Anche a me da lo stesso problema....

penso che eliminando le qt, poi si risolva!

----------

## djinnZ

 *djinnZ wrote:*   

> Non è un problema di soluzione, è che vorrei capire da dove diavolo viene quel dannato <=x11-libs/qt-4.4.0_alpha:4

 ripeto, non è il problema delle qt splitted, ci arrivo da solo... vorrei capire qual è il pacchetto che rompe (per segnalarlo se non è già stato fatto) ma non riesco a venirne a capo.

----------

## Onip

Quello che mostra il messaggio del blocco è la dipendenza come specificata nell'ebuild.
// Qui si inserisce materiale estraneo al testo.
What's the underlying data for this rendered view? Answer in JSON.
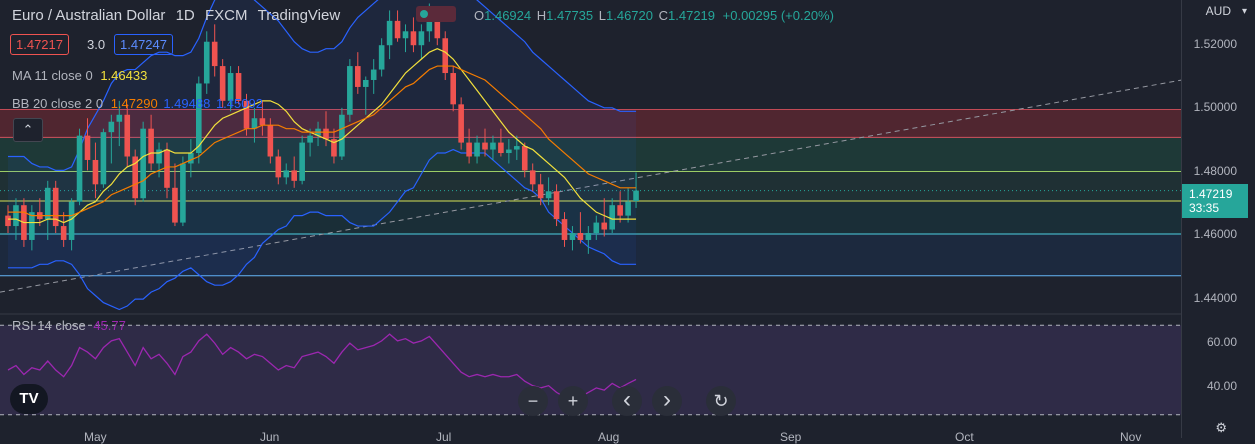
{
  "header": {
    "symbol": "Euro / Australian Dollar",
    "interval": "1D",
    "source": "FXCM",
    "platform": "TradingView",
    "o_label": "O",
    "o_value": "1.46924",
    "h_label": "H",
    "h_value": "1.47735",
    "l_label": "L",
    "l_value": "1.46720",
    "c_label": "C",
    "c_value": "1.47219",
    "change": "+0.00295 (+0.20%)"
  },
  "order": {
    "sell": "1.47217",
    "spread": "3.0",
    "buy": "1.47247"
  },
  "ma": {
    "label": "MA 11 close 0",
    "value": "1.46433"
  },
  "bb": {
    "label": "BB 20 close 2 0",
    "basis": "1.47290",
    "upper": "1.49488",
    "lower": "1.45092"
  },
  "rsi": {
    "label": "RSI 14 close",
    "value": "45.77"
  },
  "axis": {
    "currency": "AUD",
    "price_ticks": [
      "1.52000",
      "1.50000",
      "1.48000",
      "1.46000",
      "1.44000"
    ],
    "rsi_ticks": [
      "60.00",
      "40.00"
    ],
    "months": [
      "May",
      "Jun",
      "Jul",
      "Aug",
      "Sep",
      "Oct",
      "Nov"
    ],
    "price_tag": "1.47219",
    "countdown": "33:35"
  },
  "controls": {
    "zoom_out": "−",
    "zoom_in": "+",
    "prev": "‹",
    "next": "›",
    "reset": "↻"
  },
  "logo": "TV",
  "colors": {
    "up": "#26a69a",
    "down": "#ef5350",
    "ma": "#f2e03c",
    "bb_basis": "#f57c00",
    "bb_band": "#2962ff",
    "rsi": "#9c27b0"
  },
  "chart_data": {
    "type": "candlestick",
    "title": "Euro / Australian Dollar",
    "interval": "1D",
    "x_axis": [
      "May",
      "Jun",
      "Jul",
      "Aug",
      "Sep",
      "Oct",
      "Nov"
    ],
    "y_axis": {
      "label": "AUD",
      "range": [
        1.437,
        1.527
      ],
      "ticks": [
        1.52,
        1.5,
        1.48,
        1.46,
        1.44
      ]
    },
    "candles_ohlc": [
      [
        1.465,
        1.468,
        1.46,
        1.462
      ],
      [
        1.462,
        1.47,
        1.458,
        1.468
      ],
      [
        1.468,
        1.47,
        1.456,
        1.458
      ],
      [
        1.458,
        1.468,
        1.455,
        1.466
      ],
      [
        1.466,
        1.47,
        1.462,
        1.464
      ],
      [
        1.464,
        1.475,
        1.458,
        1.473
      ],
      [
        1.473,
        1.475,
        1.46,
        1.462
      ],
      [
        1.462,
        1.466,
        1.456,
        1.458
      ],
      [
        1.458,
        1.47,
        1.455,
        1.469
      ],
      [
        1.469,
        1.49,
        1.468,
        1.488
      ],
      [
        1.488,
        1.493,
        1.478,
        1.481
      ],
      [
        1.481,
        1.486,
        1.47,
        1.474
      ],
      [
        1.474,
        1.49,
        1.473,
        1.489
      ],
      [
        1.489,
        1.494,
        1.48,
        1.492
      ],
      [
        1.492,
        1.498,
        1.485,
        1.494
      ],
      [
        1.494,
        1.497,
        1.479,
        1.482
      ],
      [
        1.482,
        1.484,
        1.468,
        1.47
      ],
      [
        1.47,
        1.492,
        1.469,
        1.49
      ],
      [
        1.49,
        1.494,
        1.478,
        1.48
      ],
      [
        1.48,
        1.486,
        1.476,
        1.484
      ],
      [
        1.484,
        1.486,
        1.47,
        1.473
      ],
      [
        1.473,
        1.48,
        1.462,
        1.463
      ],
      [
        1.463,
        1.482,
        1.462,
        1.48
      ],
      [
        1.48,
        1.487,
        1.476,
        1.483
      ],
      [
        1.483,
        1.505,
        1.48,
        1.503
      ],
      [
        1.503,
        1.518,
        1.5,
        1.515
      ],
      [
        1.515,
        1.52,
        1.505,
        1.508
      ],
      [
        1.508,
        1.51,
        1.496,
        1.498
      ],
      [
        1.498,
        1.508,
        1.495,
        1.506
      ],
      [
        1.506,
        1.508,
        1.497,
        1.498
      ],
      [
        1.498,
        1.5,
        1.488,
        1.49
      ],
      [
        1.49,
        1.496,
        1.486,
        1.493
      ],
      [
        1.493,
        1.498,
        1.488,
        1.491
      ],
      [
        1.491,
        1.493,
        1.48,
        1.482
      ],
      [
        1.482,
        1.484,
        1.474,
        1.476
      ],
      [
        1.476,
        1.48,
        1.474,
        1.478
      ],
      [
        1.478,
        1.482,
        1.473,
        1.475
      ],
      [
        1.475,
        1.488,
        1.474,
        1.486
      ],
      [
        1.486,
        1.49,
        1.482,
        1.488
      ],
      [
        1.488,
        1.492,
        1.485,
        1.49
      ],
      [
        1.49,
        1.495,
        1.485,
        1.487
      ],
      [
        1.487,
        1.49,
        1.48,
        1.482
      ],
      [
        1.482,
        1.496,
        1.481,
        1.494
      ],
      [
        1.494,
        1.51,
        1.492,
        1.508
      ],
      [
        1.508,
        1.512,
        1.5,
        1.502
      ],
      [
        1.502,
        1.505,
        1.494,
        1.504
      ],
      [
        1.504,
        1.51,
        1.5,
        1.507
      ],
      [
        1.507,
        1.516,
        1.505,
        1.514
      ],
      [
        1.514,
        1.524,
        1.51,
        1.521
      ],
      [
        1.521,
        1.524,
        1.515,
        1.516
      ],
      [
        1.516,
        1.52,
        1.512,
        1.518
      ],
      [
        1.518,
        1.522,
        1.512,
        1.514
      ],
      [
        1.514,
        1.52,
        1.51,
        1.518
      ],
      [
        1.518,
        1.526,
        1.515,
        1.522
      ],
      [
        1.522,
        1.524,
        1.514,
        1.516
      ],
      [
        1.516,
        1.518,
        1.504,
        1.506
      ],
      [
        1.506,
        1.508,
        1.495,
        1.497
      ],
      [
        1.497,
        1.499,
        1.484,
        1.486
      ],
      [
        1.486,
        1.49,
        1.48,
        1.482
      ],
      [
        1.482,
        1.488,
        1.48,
        1.486
      ],
      [
        1.486,
        1.49,
        1.482,
        1.484
      ],
      [
        1.484,
        1.488,
        1.481,
        1.486
      ],
      [
        1.486,
        1.49,
        1.482,
        1.483
      ],
      [
        1.483,
        1.487,
        1.48,
        1.484
      ],
      [
        1.484,
        1.488,
        1.481,
        1.485
      ],
      [
        1.485,
        1.486,
        1.476,
        1.478
      ],
      [
        1.478,
        1.48,
        1.472,
        1.474
      ],
      [
        1.474,
        1.477,
        1.468,
        1.47
      ],
      [
        1.47,
        1.476,
        1.468,
        1.472
      ],
      [
        1.472,
        1.474,
        1.462,
        1.464
      ],
      [
        1.464,
        1.466,
        1.456,
        1.458
      ],
      [
        1.458,
        1.462,
        1.455,
        1.46
      ],
      [
        1.46,
        1.466,
        1.457,
        1.458
      ],
      [
        1.458,
        1.462,
        1.454,
        1.46
      ],
      [
        1.46,
        1.465,
        1.458,
        1.463
      ],
      [
        1.463,
        1.47,
        1.459,
        1.461
      ],
      [
        1.461,
        1.47,
        1.46,
        1.468
      ],
      [
        1.468,
        1.472,
        1.463,
        1.465
      ],
      [
        1.465,
        1.473,
        1.463,
        1.469
      ],
      [
        1.4692,
        1.4774,
        1.4672,
        1.4722
      ]
    ],
    "ma_11": [
      1.464,
      1.464,
      1.463,
      1.463,
      1.463,
      1.464,
      1.464,
      1.463,
      1.464,
      1.466,
      1.468,
      1.469,
      1.472,
      1.474,
      1.477,
      1.479,
      1.48,
      1.482,
      1.483,
      1.483,
      1.484,
      1.483,
      1.483,
      1.483,
      1.485,
      1.488,
      1.491,
      1.493,
      1.494,
      1.495,
      1.496,
      1.497,
      1.498,
      1.498,
      1.497,
      1.495,
      1.492,
      1.49,
      1.489,
      1.488,
      1.487,
      1.486,
      1.487,
      1.489,
      1.491,
      1.493,
      1.495,
      1.497,
      1.5,
      1.503,
      1.506,
      1.508,
      1.51,
      1.512,
      1.513,
      1.512,
      1.51,
      1.507,
      1.504,
      1.501,
      1.498,
      1.495,
      1.492,
      1.489,
      1.487,
      1.485,
      1.484,
      1.482,
      1.48,
      1.478,
      1.476,
      1.473,
      1.47,
      1.468,
      1.466,
      1.465,
      1.464,
      1.464,
      1.464,
      1.464
    ],
    "bb_basis": [
      1.466,
      1.466,
      1.466,
      1.465,
      1.465,
      1.465,
      1.465,
      1.465,
      1.465,
      1.466,
      1.467,
      1.468,
      1.469,
      1.471,
      1.472,
      1.473,
      1.474,
      1.475,
      1.477,
      1.478,
      1.479,
      1.479,
      1.48,
      1.481,
      1.482,
      1.484,
      1.486,
      1.487,
      1.488,
      1.489,
      1.49,
      1.49,
      1.491,
      1.491,
      1.491,
      1.49,
      1.49,
      1.489,
      1.489,
      1.489,
      1.489,
      1.489,
      1.49,
      1.491,
      1.492,
      1.493,
      1.494,
      1.496,
      1.498,
      1.5,
      1.502,
      1.503,
      1.505,
      1.507,
      1.508,
      1.508,
      1.508,
      1.507,
      1.506,
      1.505,
      1.504,
      1.502,
      1.5,
      1.498,
      1.496,
      1.494,
      1.492,
      1.49,
      1.487,
      1.485,
      1.483,
      1.481,
      1.479,
      1.477,
      1.476,
      1.475,
      1.474,
      1.473,
      1.473,
      1.473
    ],
    "bb_upper": [
      1.482,
      1.482,
      1.482,
      1.48,
      1.479,
      1.479,
      1.478,
      1.478,
      1.479,
      1.484,
      1.49,
      1.494,
      1.498,
      1.503,
      1.506,
      1.507,
      1.507,
      1.509,
      1.511,
      1.512,
      1.512,
      1.511,
      1.511,
      1.512,
      1.516,
      1.522,
      1.527,
      1.529,
      1.53,
      1.53,
      1.529,
      1.527,
      1.525,
      1.523,
      1.521,
      1.518,
      1.515,
      1.513,
      1.512,
      1.512,
      1.513,
      1.513,
      1.515,
      1.519,
      1.522,
      1.524,
      1.526,
      1.528,
      1.53,
      1.531,
      1.532,
      1.533,
      1.533,
      1.533,
      1.533,
      1.533,
      1.532,
      1.531,
      1.529,
      1.527,
      1.525,
      1.523,
      1.521,
      1.519,
      1.517,
      1.515,
      1.512,
      1.51,
      1.508,
      1.506,
      1.504,
      1.502,
      1.5,
      1.498,
      1.497,
      1.496,
      1.496,
      1.495,
      1.495,
      1.495
    ],
    "bb_lower": [
      1.45,
      1.45,
      1.45,
      1.45,
      1.451,
      1.451,
      1.452,
      1.452,
      1.451,
      1.448,
      1.444,
      1.442,
      1.44,
      1.439,
      1.438,
      1.439,
      1.441,
      1.441,
      1.443,
      1.444,
      1.446,
      1.447,
      1.449,
      1.45,
      1.448,
      1.446,
      1.445,
      1.445,
      1.446,
      1.448,
      1.451,
      1.453,
      1.457,
      1.459,
      1.461,
      1.462,
      1.465,
      1.465,
      1.466,
      1.466,
      1.465,
      1.465,
      1.465,
      1.463,
      1.462,
      1.462,
      1.462,
      1.464,
      1.466,
      1.469,
      1.472,
      1.473,
      1.477,
      1.481,
      1.483,
      1.483,
      1.484,
      1.483,
      1.483,
      1.483,
      1.483,
      1.481,
      1.479,
      1.477,
      1.475,
      1.473,
      1.472,
      1.47,
      1.466,
      1.464,
      1.462,
      1.46,
      1.458,
      1.456,
      1.455,
      1.454,
      1.452,
      1.451,
      1.451,
      1.451
    ],
    "horizontal_levels": [
      1.4955,
      1.4875,
      1.4777,
      1.4692,
      1.4597,
      1.4477
    ],
    "trendline": {
      "from": [
        "x_start",
        1.443
      ],
      "to": [
        "x_end",
        1.504
      ],
      "style": "dashed"
    },
    "rsi_14": [
      50,
      52,
      48,
      51,
      50,
      54,
      50,
      47,
      52,
      60,
      58,
      55,
      60,
      63,
      64,
      58,
      52,
      60,
      55,
      57,
      53,
      48,
      56,
      58,
      63,
      66,
      62,
      57,
      60,
      58,
      55,
      57,
      56,
      53,
      50,
      52,
      51,
      56,
      57,
      58,
      56,
      53,
      58,
      62,
      59,
      60,
      61,
      63,
      66,
      63,
      64,
      62,
      63,
      65,
      61,
      57,
      53,
      49,
      47,
      48,
      47,
      48,
      47,
      47,
      48,
      45,
      43,
      42,
      43,
      40,
      38,
      39,
      38,
      40,
      42,
      41,
      44,
      42,
      44,
      45.77
    ],
    "rsi_range": [
      25,
      75
    ],
    "rsi_levels": [
      70,
      30
    ]
  }
}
Se vlc vuole qt-4.3.x e uno qualunque dei qt-splitted ha

DEPEND="!<=x11-libs/qt-4.4.0_alpha:4"

ecco che hai il messaggio.

(o sbaglio qualcosa ? )

----------

## devilheart

a quanto pare tutti i pezzi splitted di qt hanno un !<=x11-libs/qt-4.4.0_alpha:4 come dipendenza

comunque https://forums.gentoo.org/viewtopic-t-728726-start-0-postdays-0-postorder-asc-highlight-.html

----------